Protein residue network (PRN) analysis was performed on the MD trajectories of wild type and 2F4 (a) and of loop-truncated wild-type and 2F4 variants (b) to identify possible sources for the change in catalysis produced by distant mutations. The method was used to determine communication pathways between mutated residues and flexible loops close to cavity A and those forming the catalytically productive cavity B in 2F4. Residue–residue network optima paths that decrease and increase the most between 2F4 and wild type are given. (a) Some pathways, between mutated residues 471 and 449 and cavity B residues, which are delimiting the cavity, show a decrease in the path length, indicating an increased correlation between these residue pairs in 2F4 to wild type. However, significantly longer communication pathways (i.e., less correlated dynamics, right panel) are observed upon mutation between residue 58 and most of the Met-rich loop.

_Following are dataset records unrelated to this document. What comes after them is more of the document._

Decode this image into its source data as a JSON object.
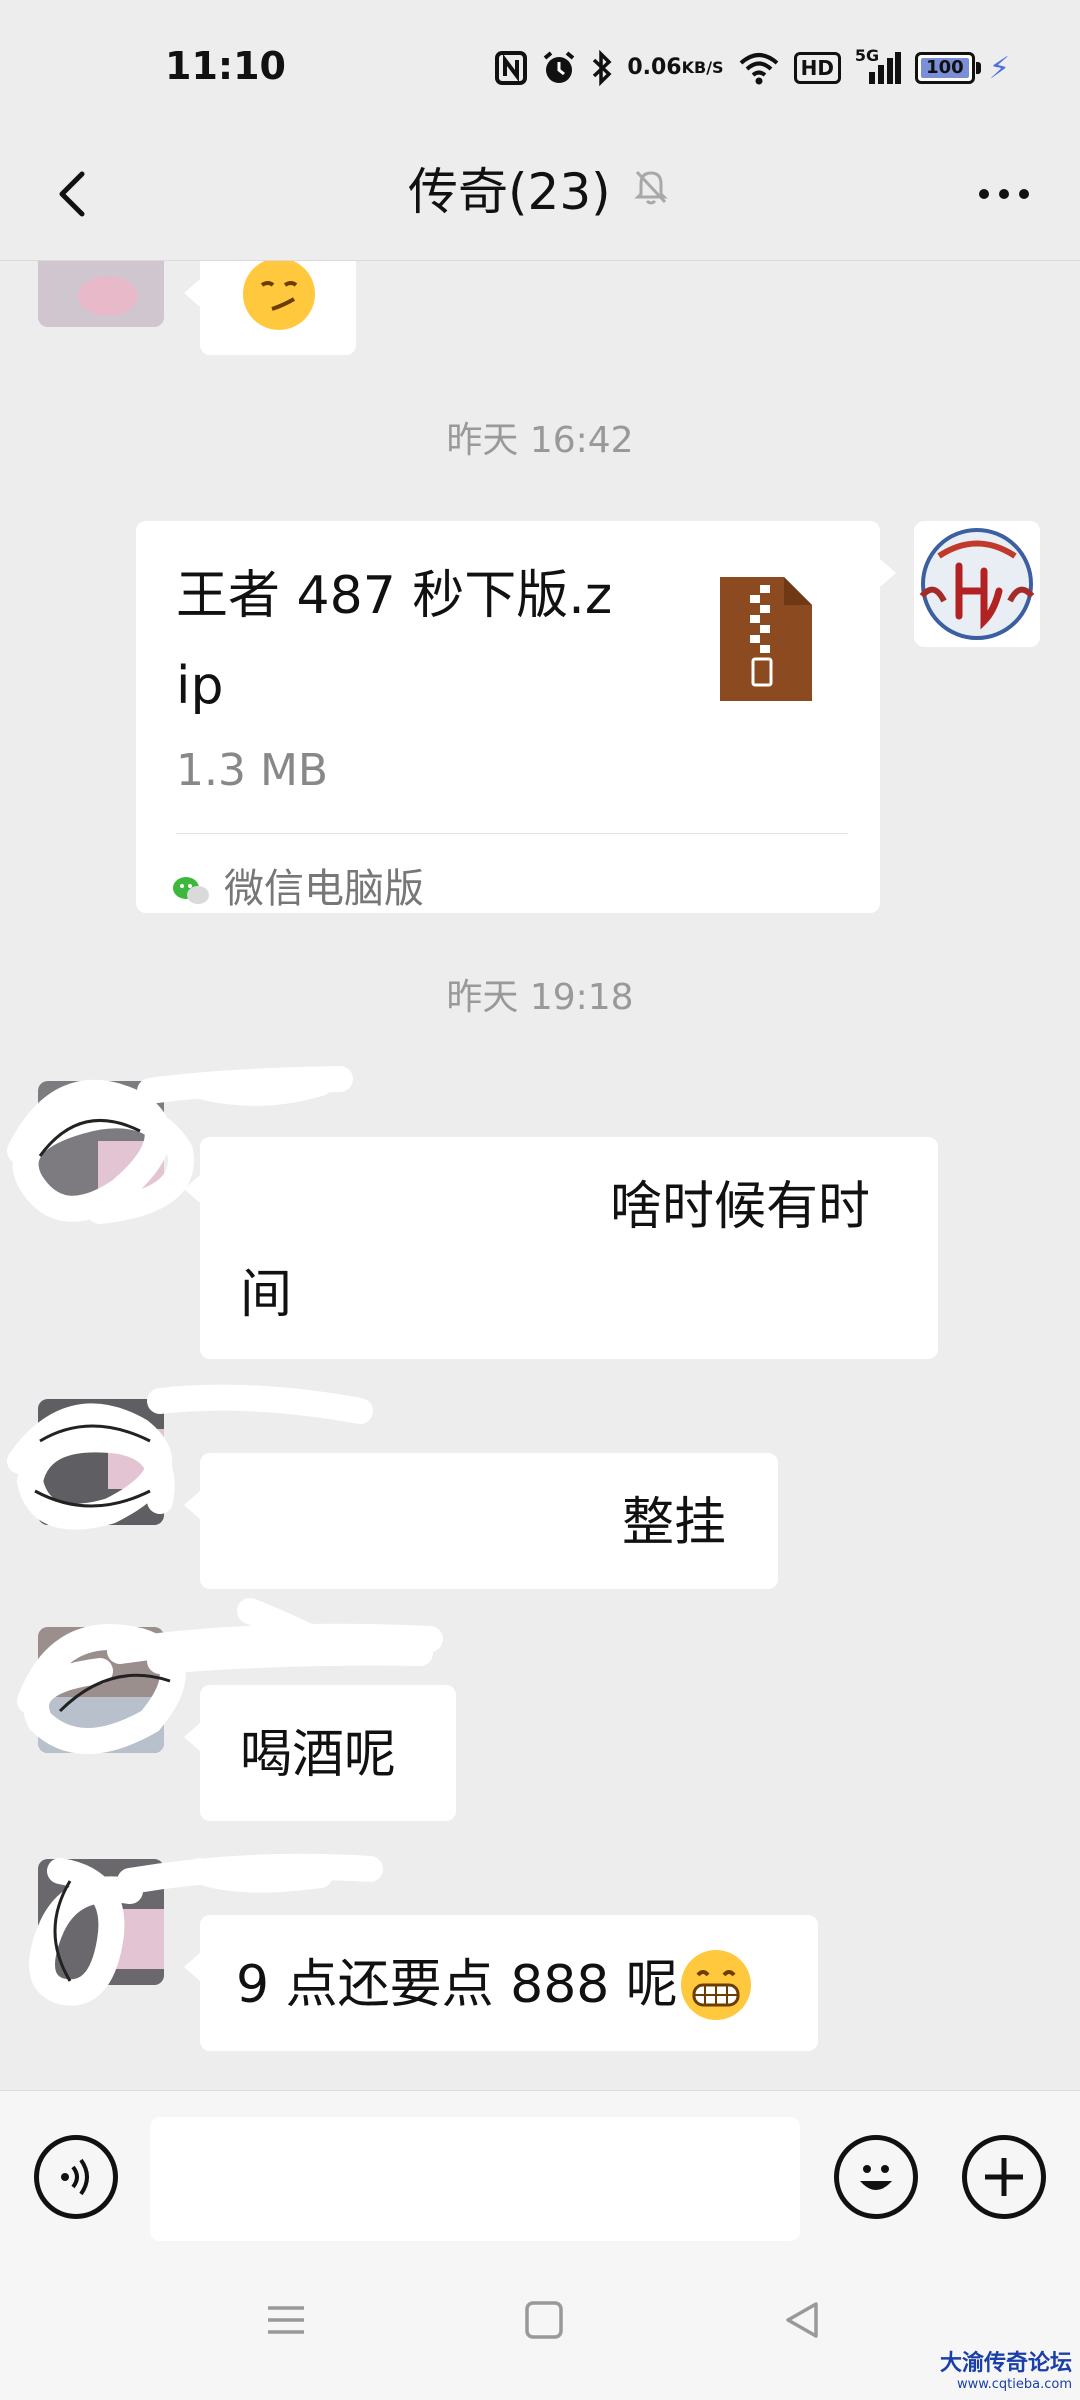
{
  "status_bar": {
    "time": "11:10",
    "net_speed_value": "0.06",
    "net_speed_unit": "KB/S",
    "hd_label": "HD",
    "signal_label": "5G",
    "battery_level": "100"
  },
  "header": {
    "title": "传奇(23)"
  },
  "messages": {
    "timestamp_1": "昨天 16:42",
    "file_name": "王者 487 秒下版.zip",
    "file_size": "1.3 MB",
    "file_source": "微信电脑版",
    "timestamp_2": "昨天 19:18",
    "msg_1_text": "啥时候有时间",
    "msg_2_text": "整挂",
    "msg_3_text": "喝酒呢",
    "msg_4_text": "9 点还要点 888 呢"
  },
  "input": {
    "value": "",
    "placeholder": ""
  },
  "watermark": {
    "title": "大渝传奇论坛",
    "url": "www.cqtieba.com"
  },
  "colors": {
    "background": "#EDEDED",
    "bubble": "#FFFFFF",
    "file_icon": "#8B4A1F",
    "timestamp": "#999999",
    "watermark": "#1B3FA8"
  }
}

Interestingly, residues 353 and 354, located at the end of the loop, present significantly longer paths than other mutated residues (55, 441, and 449). (b) In loop-truncated 2F4, pathways involving residues 55 and 58 (also 449 and 441) are the ones that have decreased the most. Pathways involving 471 and 449 are the ones that show the most increase in the path length. The Met-rich loop (residues 327–355) is in gray, residues 220–226 are in light green, residues 400–407 in dark green, cavity B residues are in purple, and light purple if the residues belong both to cavity B and to the truncated five-residue loop (starting at 327), which delimits cavity B and separates it from cavity A. (c, d) Comparison between loop-truncated wild type and 2F4 lead to the identification of much shorter, direct, and focused pathways in 2F4 between residues 55 and 58 (shown in yellow spheres) and residues forming cavity B (shown in magenta). Amino acids involved in these communication pathways are represented for (c) wild type (pathways shown in blue) and (d) 2F4 (pathways shown in orange).